We’ll demonstrate this by imputing gene expression for all cells in the dataset (including those that are ATAC-only cells):
imputed_expression = model.get_normalized_expression()
We can demonstrate this on some known marker genes:
First, T-cell marker CD3.
gene_idx = np.where(adata_mvi.var.index == "CD3G")[0]
adata_mvi.obs["CD3G_imputed"] = imputed_expression.iloc[:, gene_idx]
sc.pl.umap(adata_mvi, color="CD3G_imputed")
Next, NK-Cell marker gene NCAM1 (CD56):
gene_idx = np.where(adata_mvi.var.index == "NCAM1")[0]
adata_mvi.obs["NCAM1_imputed"] = imputed_expression.iloc[:, gene_idx]
sc.pl.umap(adata_mvi, color="NCAM1_imputed")
Finally, B-Cell Marker CD19:
gene_idx = np.where(adata_mvi.var.index == "CD19")[0]
adata_mvi.obs["CD19_imputed"] = imputed_expression.iloc[:, gene_idx]
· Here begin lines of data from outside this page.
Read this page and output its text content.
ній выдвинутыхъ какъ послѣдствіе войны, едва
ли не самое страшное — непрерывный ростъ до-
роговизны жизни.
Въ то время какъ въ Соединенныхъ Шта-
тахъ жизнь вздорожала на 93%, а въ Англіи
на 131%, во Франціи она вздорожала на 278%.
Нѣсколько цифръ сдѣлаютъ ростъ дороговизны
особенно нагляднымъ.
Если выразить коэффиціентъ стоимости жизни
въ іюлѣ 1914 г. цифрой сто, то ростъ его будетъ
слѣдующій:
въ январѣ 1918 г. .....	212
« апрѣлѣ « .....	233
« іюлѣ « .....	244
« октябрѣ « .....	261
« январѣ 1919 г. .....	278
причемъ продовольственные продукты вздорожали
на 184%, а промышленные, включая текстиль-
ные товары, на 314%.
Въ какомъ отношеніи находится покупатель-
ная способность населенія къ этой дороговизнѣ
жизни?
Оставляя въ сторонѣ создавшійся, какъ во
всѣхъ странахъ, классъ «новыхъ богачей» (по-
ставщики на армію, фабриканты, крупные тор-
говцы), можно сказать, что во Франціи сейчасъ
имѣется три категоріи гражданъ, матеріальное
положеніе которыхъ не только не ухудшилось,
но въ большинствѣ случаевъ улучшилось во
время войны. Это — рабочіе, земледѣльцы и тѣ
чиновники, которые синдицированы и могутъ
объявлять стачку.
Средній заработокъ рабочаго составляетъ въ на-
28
sc.pl.umap(adata_mvi, color="CD19_imputed")
All three marker genes clearly identify their respective populations. Importantly, the imputed gene expression profiles are stable and consistent within that population, even though many of those cells only measured the ATAC profile of those cells.